Some options are meant to be used together. This might be bidirectional (e.g. both a sample name and a data file) or it might be one-way (e.g. an alignment file needs a genome file, but not the other way around). In either case, using a specific optional argument requires the use of another “optional” argument.
Documenting implications
Wherever the arguments are documented, be clear that using one implies another. For example, from vg giraffe:
--track-provenance track how internal intermediate alignment candidates were arrived at
--track-correctness track if internal intermediate alignment candidates are correct (implies --track-provenance)
--track-position coarsely track linear reference positions of good intermediate alignment candidates (implies --track-provenance)"
This removes surprises. I know that if I pass --track-correctness
then the
--track-provenance
functionality will occur. Alternatively, this information
could go in a docstring:
def filter(alignments, min_mapping_quality, chromosome=None, position=None):
"""Filter alignments for a minimum mapping quality score.
[...]
chromosome : str, optional
Only use alignments to this chromosome.
position : tuple, optional
Only use alignments within this range of positions
(requires "chromosome" to be set)
"""
Here, instead of another option being applied automatically, the code requires
chromosome
to be manually set alongside position
.
Incorrect usage
But what happens if the user doesn’t follow these guidelines? Either they disregarded the instructions, or there weren’t any warnings at all. What now?
Best option? A program failure. Ideally with an error message such as “the
position
argument requires chromosome
to be set”. By getting this kind of
useful error message, the user can easily fix their code.
That last paragraph seems sort of obvious, right? But it’s not always done. More times than I care to count, I’ve had to debug errors that came from my misuse of arguments which depended on each other, where my error messages were unhelpful at best. Or the program worked but the output wasn’t what I expected.

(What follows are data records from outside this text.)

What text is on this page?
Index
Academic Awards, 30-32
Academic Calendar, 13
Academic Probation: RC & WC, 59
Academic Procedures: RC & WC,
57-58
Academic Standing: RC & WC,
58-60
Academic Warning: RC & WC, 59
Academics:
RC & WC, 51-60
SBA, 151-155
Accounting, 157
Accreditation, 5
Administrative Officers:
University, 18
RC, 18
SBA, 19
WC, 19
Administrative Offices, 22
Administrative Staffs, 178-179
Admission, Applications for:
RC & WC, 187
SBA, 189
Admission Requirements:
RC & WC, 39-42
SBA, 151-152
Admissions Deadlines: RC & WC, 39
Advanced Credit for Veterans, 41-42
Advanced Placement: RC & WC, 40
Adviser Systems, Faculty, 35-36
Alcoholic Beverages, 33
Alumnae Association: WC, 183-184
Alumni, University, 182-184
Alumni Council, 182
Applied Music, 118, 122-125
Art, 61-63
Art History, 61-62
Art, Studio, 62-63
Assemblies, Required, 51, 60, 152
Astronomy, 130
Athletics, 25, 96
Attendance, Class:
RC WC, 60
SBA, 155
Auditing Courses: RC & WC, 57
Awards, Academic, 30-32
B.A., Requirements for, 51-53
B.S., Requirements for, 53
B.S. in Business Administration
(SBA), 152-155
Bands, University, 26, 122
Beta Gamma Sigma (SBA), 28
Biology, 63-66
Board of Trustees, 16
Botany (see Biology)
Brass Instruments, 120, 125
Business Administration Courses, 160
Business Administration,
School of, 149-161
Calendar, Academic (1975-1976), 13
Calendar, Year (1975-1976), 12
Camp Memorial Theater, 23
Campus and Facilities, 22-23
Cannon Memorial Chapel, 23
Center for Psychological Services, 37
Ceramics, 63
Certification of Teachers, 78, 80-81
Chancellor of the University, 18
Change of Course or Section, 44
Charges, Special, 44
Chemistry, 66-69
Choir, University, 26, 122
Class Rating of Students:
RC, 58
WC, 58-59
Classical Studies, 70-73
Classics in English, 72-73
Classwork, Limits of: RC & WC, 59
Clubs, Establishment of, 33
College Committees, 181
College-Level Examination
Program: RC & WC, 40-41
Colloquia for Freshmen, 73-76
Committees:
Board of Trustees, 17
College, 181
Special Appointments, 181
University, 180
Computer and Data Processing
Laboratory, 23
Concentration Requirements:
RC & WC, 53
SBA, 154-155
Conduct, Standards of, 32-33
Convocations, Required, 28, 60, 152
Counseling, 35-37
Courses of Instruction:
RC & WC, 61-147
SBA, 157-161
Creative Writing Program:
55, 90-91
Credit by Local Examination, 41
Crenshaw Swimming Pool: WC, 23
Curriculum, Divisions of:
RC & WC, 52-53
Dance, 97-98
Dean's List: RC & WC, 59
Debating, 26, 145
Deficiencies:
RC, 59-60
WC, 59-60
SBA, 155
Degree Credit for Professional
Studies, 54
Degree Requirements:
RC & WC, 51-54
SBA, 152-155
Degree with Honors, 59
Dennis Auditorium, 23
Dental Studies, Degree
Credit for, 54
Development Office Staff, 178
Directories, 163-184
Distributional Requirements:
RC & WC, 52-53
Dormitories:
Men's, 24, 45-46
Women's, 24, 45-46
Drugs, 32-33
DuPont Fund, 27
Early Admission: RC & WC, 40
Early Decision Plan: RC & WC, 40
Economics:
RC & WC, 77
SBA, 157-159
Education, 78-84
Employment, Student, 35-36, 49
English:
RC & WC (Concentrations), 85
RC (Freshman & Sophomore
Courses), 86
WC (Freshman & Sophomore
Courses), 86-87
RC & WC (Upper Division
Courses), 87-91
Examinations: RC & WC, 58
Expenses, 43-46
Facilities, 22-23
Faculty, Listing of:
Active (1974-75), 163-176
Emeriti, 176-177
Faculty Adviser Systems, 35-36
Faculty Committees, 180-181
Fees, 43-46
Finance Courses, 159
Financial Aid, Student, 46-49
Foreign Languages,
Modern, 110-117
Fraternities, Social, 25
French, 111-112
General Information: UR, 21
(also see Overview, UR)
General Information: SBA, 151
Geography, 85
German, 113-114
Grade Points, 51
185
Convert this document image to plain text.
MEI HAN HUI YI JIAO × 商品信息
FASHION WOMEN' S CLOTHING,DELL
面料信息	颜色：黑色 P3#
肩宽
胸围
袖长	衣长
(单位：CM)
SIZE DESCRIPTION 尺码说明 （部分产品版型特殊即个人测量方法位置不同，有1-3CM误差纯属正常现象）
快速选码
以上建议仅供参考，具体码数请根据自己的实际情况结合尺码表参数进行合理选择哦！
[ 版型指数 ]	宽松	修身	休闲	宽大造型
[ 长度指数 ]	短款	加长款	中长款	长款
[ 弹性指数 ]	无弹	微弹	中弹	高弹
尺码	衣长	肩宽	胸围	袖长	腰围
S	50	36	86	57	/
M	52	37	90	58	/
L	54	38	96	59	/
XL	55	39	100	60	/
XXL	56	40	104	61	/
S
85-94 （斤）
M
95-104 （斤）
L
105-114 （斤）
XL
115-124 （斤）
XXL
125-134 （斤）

As a practical example, take another tool from vg, the transcriptome graph maker
vg rna
. It takes a graph and a list of gene annotations, then
modifies the graph to add edges connecting exons. There’s an option to “project”
these annotations onto haplotypes other than the one in the annotation file.
Then there is a separate option to save those annotations in the graph. These
options are rather clearly meant to be used together. Using the former but not
the latter is almost certainly a user error. Yet, doing so causes no error. It
makes the tool do a bunch of computations to project annotations, but then
throws away all of that work, since the user didn’t ask to save it in the graph.
Don’t be like that. Warn your user about what they’re doing.
Why is this hard?
In a deviation from my normal posts where I just recommend what to do, here I’ll speculate on why this recommendation is even required.
Put simply, cataloguing your own assumptions is hard. You know how this code is intended to be used. You wouldn’t make these sort of overlooking errors. You’d never invoke that function with only one of the paired arguments. The issue is that users don’t know what is obviously wrong. Even if the issue is obvious from a single glance by the developer, ideally the end user would fix their own issue before it ever got to that state.
So: idiot-test your stuff. Think through all the wrong ways it could be used. Even the idiotic ones. Especially the idiotic ones. Then make sure there are useful error messages where needed. Help your users help themselves. Everyone messes up. The key is knowing when you have.